Türk Ralliciler Pekin-Paris Rallisinde Anadol İle Tarih Yazıyor
PEKİN– Dünyanın en ünlü klasik otomobil yarışı Pekin-Paris Rallisi Çin Seddi’nden başladı. Bu yarışta Türkiye ilk kez temsil ediliyor. Ahmet Öngün ve Erdal Tokcan 1967 model Anadol otomobili ile yarışa başladı.
Pekin’de bugün başlayan ralli, 1907 yılından bu yana yalnızca 3 kez yapılabildi. Dünyanın çeşitli ülkelerinden onlarca klasik otomobil, Paris’e gitmek için yola koyulurken, birçok Çinli de klasik arabalar önünde fotoğraf çektirdi.

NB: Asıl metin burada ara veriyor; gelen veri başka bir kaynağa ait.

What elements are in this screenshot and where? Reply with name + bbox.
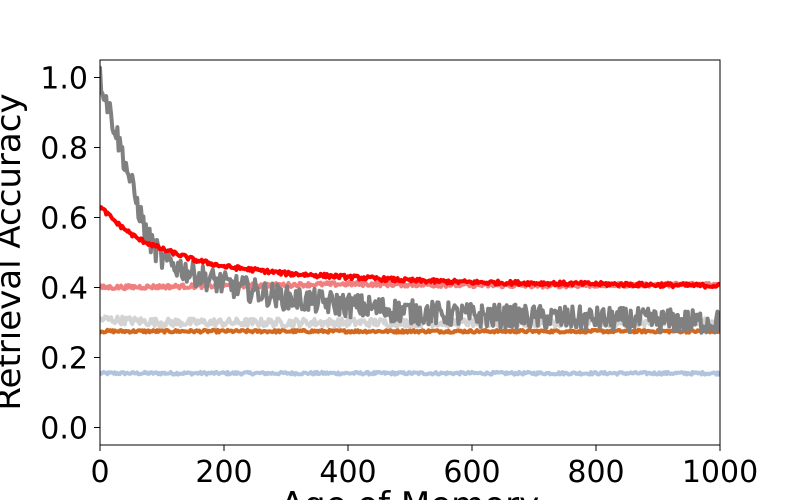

Yarışa katılan Türk pilotların oldukça heyecanlı olduğu gözlendi. Moğolistan’ın en zor bölge olacağını ve burada yol olmadığı için kum tepelerinden geçeceklerini anlatan Ahmet Öngün, ilk defa çıktıkları bu rallide Moğolistan’ın ardından rotalarının Rusya, Kazakistan, Özbekistan, Türkmenistan, İran, Türkiye, Yunanistan, İtalya ve Fransa olduğunu ve 11 ülkeyi geçeceklerini aktardı.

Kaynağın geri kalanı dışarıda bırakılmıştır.